Demokratik ülkeler medyasının Türkiye’nin bütünlüğünün önemi ve seçilmiş siyasetçilerinin politika belirlemedeki özgürlüğü konusunda tornistan ediyor olması olumlu olmakla birlikte, ciddi bir inanılırlık sorunu var. Son iki, üç yılda bu medyada o kadar çok gerçek dışı haber ve bu haberlere dayandırılan yanlı değerlendirmeler okuduk ki bundan sonra neyin, neden, şimdi yayımlandığını sorgulama hakkına sahibiz.

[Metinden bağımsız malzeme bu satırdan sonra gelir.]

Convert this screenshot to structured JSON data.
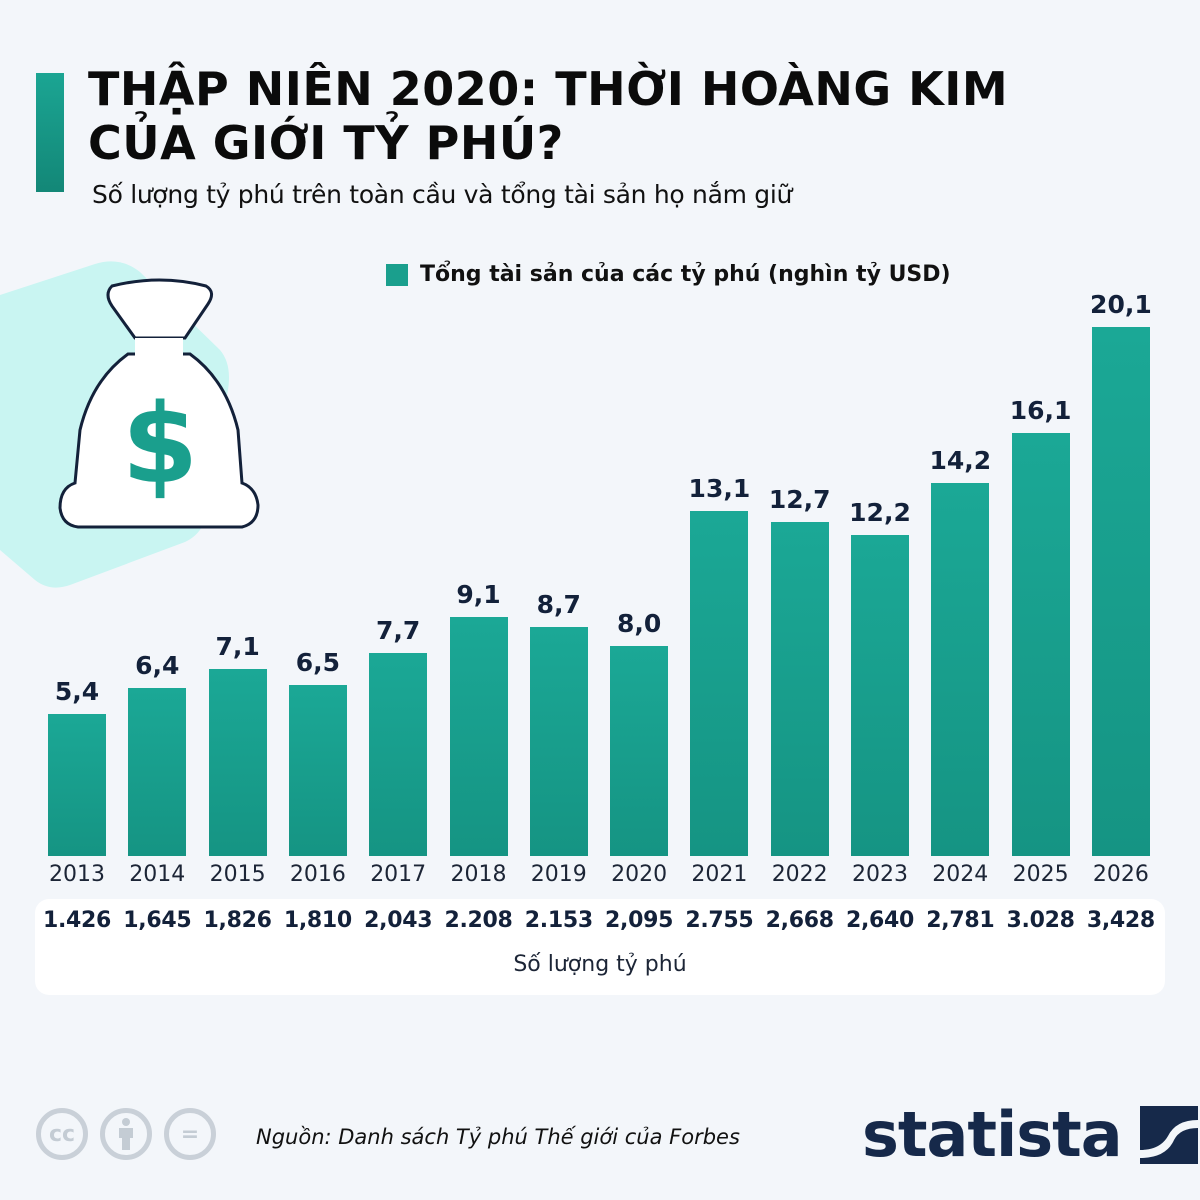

Kendi ülkeleriyle ilgili konularda ayrışabilen ama uluslararası konulara ortak bir optikten bakabilen, aynı değerlendirmeleri yapabilen ve bu nedenle belli bir merkez tarafından kontrol ediliyormuş izlenimi veren çok uluslu bu medya öncelikle tutarlı olmak durumunda. Müttefik bir ülkenin seçilmiş Cumhurbaşkanı mülteci sorununun çözümünde Avrupa’nın tek umuduysa -ki bunda haklılık payı yüksek elbette- o ülkenin uyarılarını ve dış politika tercihlerini yerden yere vurmadan önce anlaması gerekirdi. Avrupa’nın karşı karşıya kaldığı bu sorunun tam da dış politika alanında yaptığı vahim yanlışlıklardan kaynaklandığına bakılacak olursa.